医者になって35年、内科が3年、その後32年皮膚科医です。そのうち6年間が大学病院、その後開業医26年。
私自身は自己肯定感が低く、あまり表に出たくない性格。人から先生なんて呼ばれることに今も違和感。先生になるために、いい人間にならなきゃいけないなんて面倒くさい。
・・・でもこの仕事は好き。皮膚科ってとっても面白い。皮膚に現れたその模様はとっても美しいし、そこから何が分かるか、犯人を絞り込んでいく。内服薬か、外的なものか、内臓か。結局分からないことも多くって、かえって患者さんの時間を取るばっかりだったりもするけど。

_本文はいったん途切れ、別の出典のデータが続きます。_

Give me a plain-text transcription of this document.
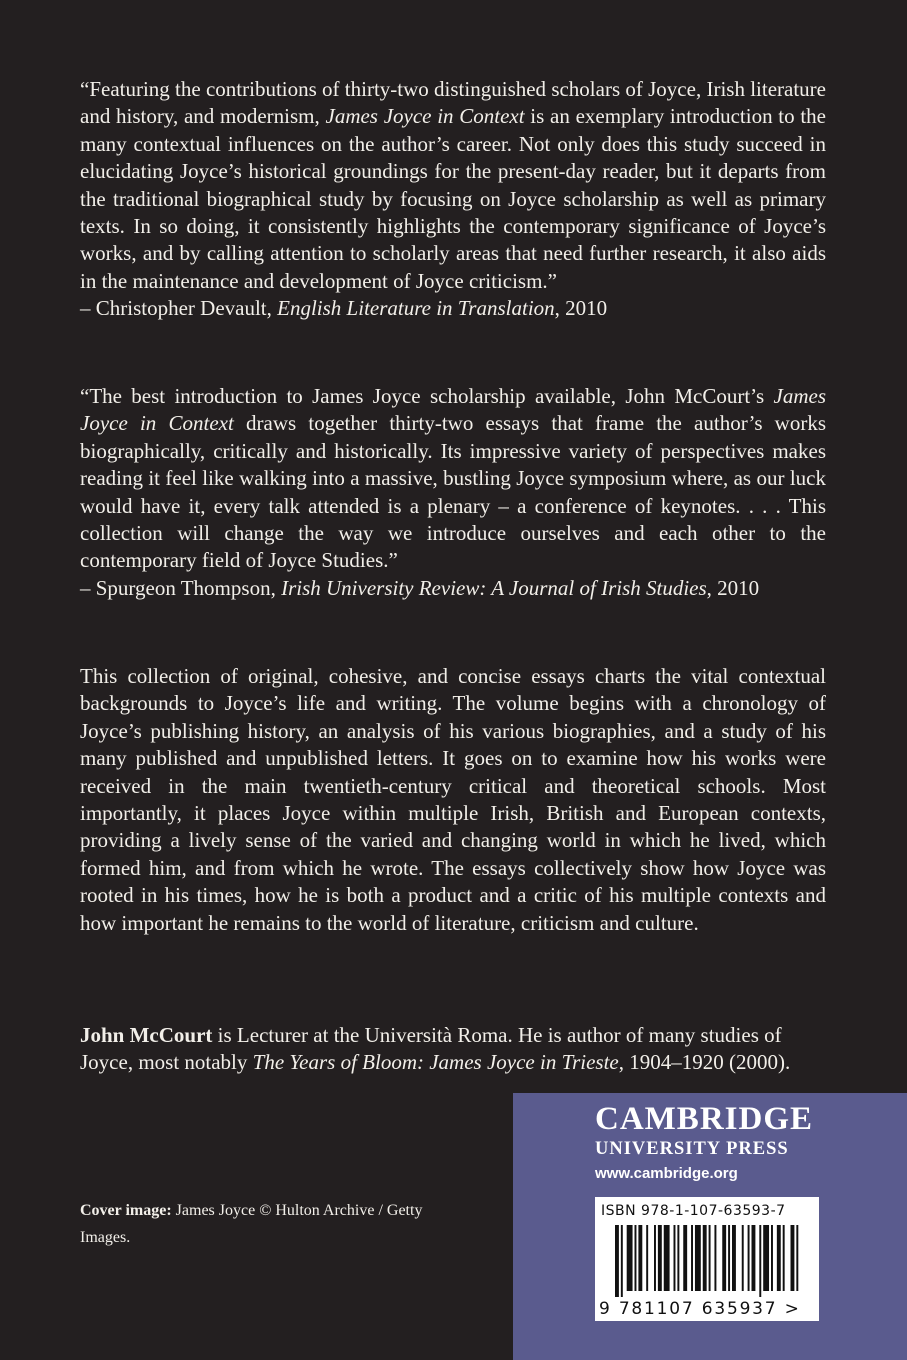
“Featuring the contributions of thirty-two distinguished scholars of Joyce, Irish literature and history, and modernism, James Joyce in Context is an exemplary introduction to the many contextual influences on the author’s career. Not only does this study succeed in elucidating Joyce’s historical groundings for the present-day reader, but it departs from the traditional biographical study by focusing on Joyce scholarship as well as primary texts. In so doing, it consistently highlights the contemporary significance of Joyce’s works, and by calling attention to scholarly areas that need further research, it also aids in the maintenance and development of Joyce criticism.”
– Christopher Devault, English Literature in Translation, 2010

“The best introduction to James Joyce scholarship available, John McCourt’s James Joyce in Context draws together thirty-two essays that frame the author’s works biographically, critically and historically. Its impressive variety of perspectives makes reading it feel like walking into a massive, bustling Joyce symposium where, as our luck would have it, every talk attended is a plenary – a conference of keynotes. . . . This collection will change the way we introduce ourselves and each other to the contemporary field of Joyce Studies.”
– Spurgeon Thompson, Irish University Review: A Journal of Irish Studies, 2010

This collection of original, cohesive, and concise essays charts the vital contextual backgrounds to Joyce’s life and writing. The volume begins with a chronology of Joyce’s publishing history, an analysis of his various biographies, and a study of his many published and unpublished letters. It goes on to examine how his works were received in the main twentieth-century critical and theoretical schools. Most importantly, it places Joyce within multiple Irish, British and European contexts, providing a lively sense of the varied and changing world in which he lived, which formed him, and from which he wrote. The essays collectively show how Joyce was rooted in his times, how he is both a product and a critic of his multiple contexts and how important he remains to the world of literature, criticism and culture.

John McCourt is Lecturer at the Università Roma. He is author of many studies of Joyce, most notably The Years of Bloom: James Joyce in Trieste, 1904–1920 (2000).

Cover image: James Joyce © Hulton Archive / Getty Images.

CAMBRIDGE

UNIVERSITY PRESS

www.cambridge.org

ISBN 978-1-107-63593-7

9 781107 635937 >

開業した理由は3人の小さい子供を抱えて、東京で勤務医を続けるのは無理だと思ったから。子供が6歳、3歳、3歳の時、東京出身の夫と寒河江で開業した。最初の5年は毎日毎日必死だった。仕事と子供と家事で、でも体力的な大変さだったし、若かったから何とか頑張れた。子供が中学校ぐらいになると部活、勉強、反抗期などで今度は精神的につらかった。その後は受験に次ぐ受験地獄。この頃のことはあまり思い出したくない。最初の10年間はお手伝いさんがいたが、それがストレスになりその後は夫と二人で家事を分担している。

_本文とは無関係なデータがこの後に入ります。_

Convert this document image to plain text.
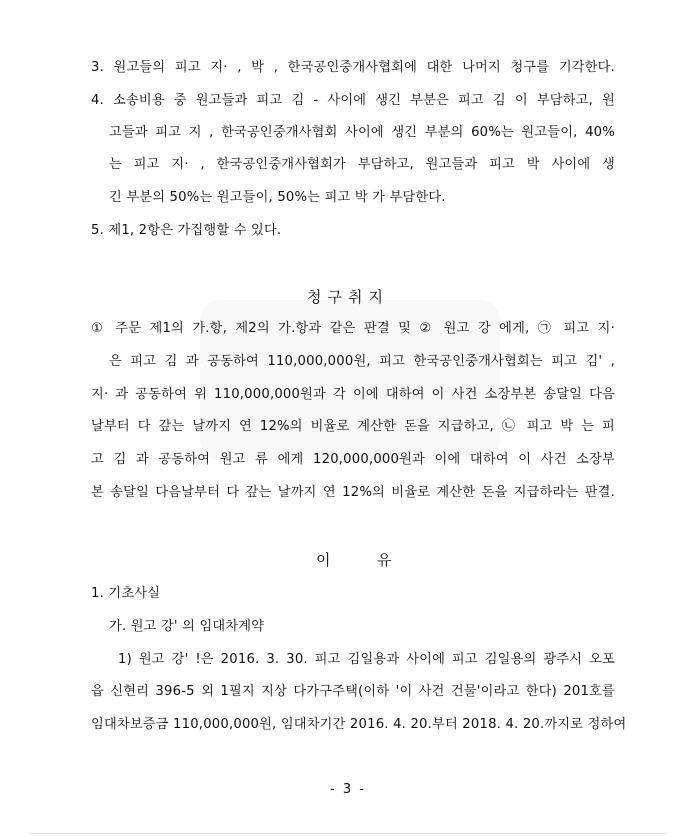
3. 원고들의 피고 지· , 박 , 한국공인중개사협회에 대한 나머지 청구를 기각한다.
4. 소송비용 중 원고들과 피고 김 - 사이에 생긴 부분은 피고 김 이 부담하고, 원
고들과 피고 지 , 한국공인중개사협회 사이에 생긴 부분의 60%는 원고들이, 40%
는 피고 지· , 한국공인중개사협회가 부담하고, 원고들과 피고 박 사이에 생
긴 부분의 50%는 원고들이, 50%는 피고 박 가 부담한다.
5. 제1, 2항은 가집행할 수 있다.
청구취지
① 주문 제1의 가.항, 제2의 가.항과 같은 판결 및 ② 원고 강 에게, ㉠ 피고 지·
은 피고 김 과 공동하여 110,000,000원, 피고 한국공인중개사협회는 피고 김' ,
지· 과 공동하여 위 110,000,000원과 각 이에 대하여 이 사건 소장부본 송달일 다음
날부터 다 갚는 날까지 연 12%의 비율로 계산한 돈을 지급하고, ㉡ 피고 박 는 피
고 김 과 공동하여 원고 류 에게 120,000,000원과 이에 대하여 이 사건 소장부
본 송달일 다음날부터 다 갚는 날까지 연 12%의 비율로 계산한 돈을 지급하라는 판결.
이	유
1. 기초사실
가. 원고 강' 의 임대차계약
1) 원고 강' !은 2016. 3. 30. 피고 김일용과 사이에 피고 김일용의 광주시 오포
읍 신현리 396-5 외 1필지 지상 다가구주택(이하 '이 사건 건물'이라고 한다) 201호를
임대차보증금 110,000,000원, 임대차기간 2016. 4. 20.부터 2018. 4. 20.까지로 정하여
- 3 -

仕事があるから色んなことに耐えられた。仕事している時だけは辛いことも忘れることが出来た。患者さんの前で無理に笑うことが辛い時もあったけど、無理やり笑うことで自分を保てることが出来た。でも本当に辛い時は声が出なくなる。患者さんから「先生の声は大きくって、元気だねえ。」って言われると、「カラ元気、カラ元気。」なんて言ってたけど、元気じゃないと大きな声は出ないんだって初めて知った。
体調がいい時は仕事は本当に楽しい。患者さんと話すのも楽しい。皮膚科は赤ちゃんからお年寄りまで幅広い年齢層の患者さんが来る。赤ちゃんは可愛くって、大好き!仕事じゃなけりゃあ、ずっと遊んでいたくなる。小さい子供も好き。ちょっと強がったり、純粋で、遠慮もしないし、そういうところが好き。中学生、高校生はちょっと難しいけど、ありのままの自分自身を見せるようにしている。若者はそういうのすごく敏感で、信頼していい大人かどうかをすぐ見抜く。
これから何年仕事をするか分からないけど、判断能力がおちたり、やる気がなくなったり、体力が持たなくなったりしたら、老害になる前にやめる。